There was one other notable reliever trade last July, one that could serve as an interesting template for Texas this summer. On the 31st, Kansas City and Atlanta hooked up, with the Royals sending Farnsworth and center fielder Rick Ankiel to the Braves for role player Gregor Blanco, journeyman reliever Jesse Chavez, and diminutive minor league lefthander Tim Collins – whom Atlanta had acquired just 17 days earlier in the deal with Toronto in which the clubs exchanged shortstops Yunel Escobar and Alex Gonzalez.
Could Texas approach Houston with an offer for both Lyon and Bourn? The Cubs for both Wood and Byrd? The Rays for both Peralta and Upton? Chris Davis could make some sense for all three, on one infield corner or another. (And I’d submit July opportunities are a key reason Texas hasn’t traded Davis yet – even if the determination has been made to move Davis, you have to time it right and maximize his value in the right deal. Adrian Gonzalez and Travis Hafner say hello.) Tack on a Kirkman or Hunter or healthy Hurley, plus a pitching prospect? Obviously, those three duos aren’t equal and wouldn’t command equivalent offers, but again, trying to pin down the names in April is nearly pointless.
But the concept isn’t, and for whatever reason, the cost to add the type of reliever that this bullpen – at least in its current state – could really use isn’t anywhere near as prohibitive as late July trades for starting pitchers or middle-of-the-lineup hitters tend to be.
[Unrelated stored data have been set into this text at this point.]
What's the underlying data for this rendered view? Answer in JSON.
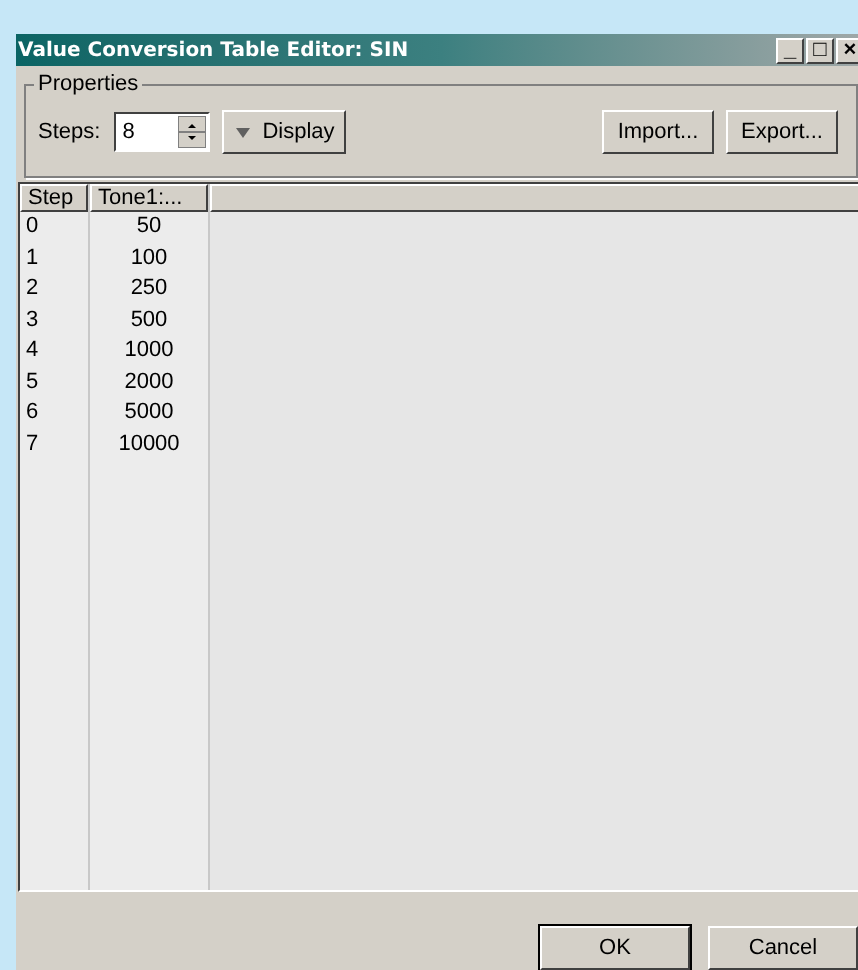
{
  "window": {
    "title": "Value Conversion Table Editor: SIN",
    "controls": [
      "_",
      "□",
      "×"
    ]
  },
  "properties": {
    "legend": "Properties",
    "steps_label": "Steps:",
    "steps_value": "8",
    "display_button": "Display",
    "import_button": "Import...",
    "export_button": "Export..."
  },
  "table": {
    "columns": [
      "Step",
      "Tone1:..."
    ],
    "rows": [
      [
        "0",
        "50"
      ],
      [
        "1",
        "100"
      ],
      [
        "2",
        "250"
      ],
      [
        "3",
        "500"
      ],
      [
        "4",
        "1000"
      ],
      [
        "5",
        "2000"
      ],
      [
        "6",
        "5000"
      ],
      [
        "7",
        "10000"
      ]
    ]
  },
  "buttons": [
    "OK",
    "Cancel"
  ]
}
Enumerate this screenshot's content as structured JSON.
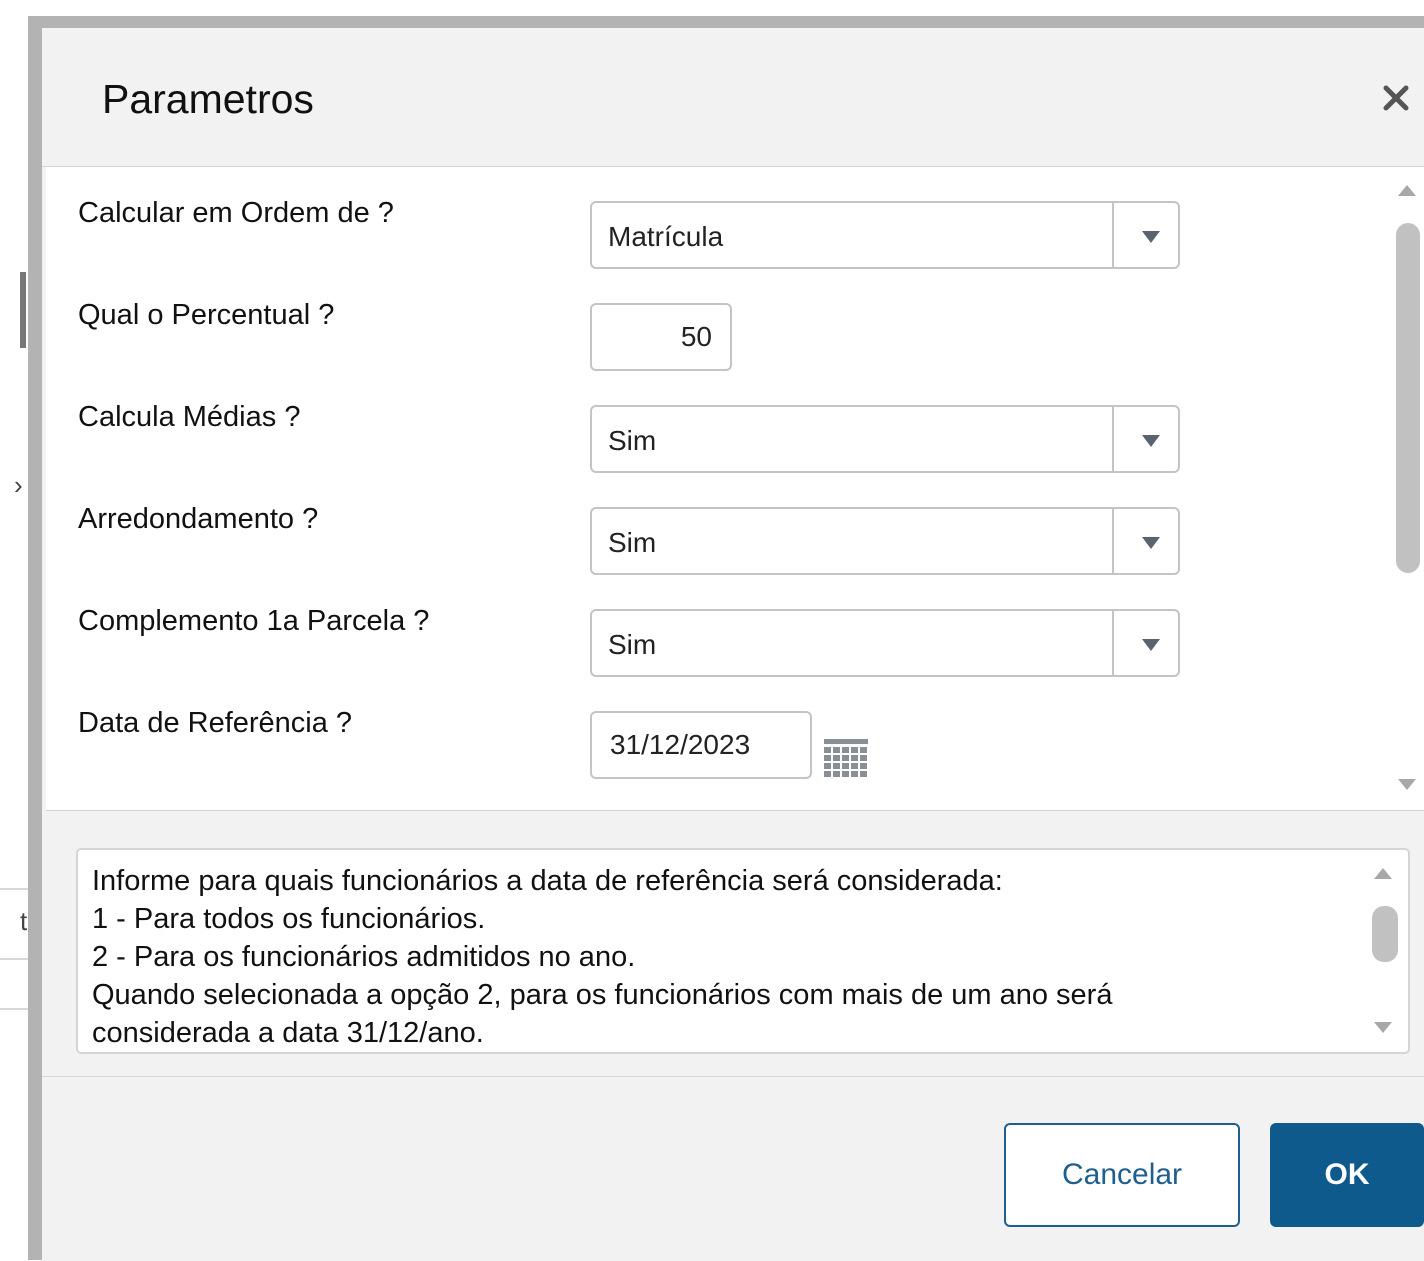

After yesterday’s day off, Texas now faces 20 games in 20 days. It will still only be mid-May when that stretch runs its course, but if at that time the seventh and eighth innings remain as much of a question from the right side as they do now, this April exercise in getting rid of a little concentrated nitpicking by throwing a couple thoughts against the wall is probably going to begin to take on a little more life, if not a lot – because there’s just not that many holes on this club to get all worked up about.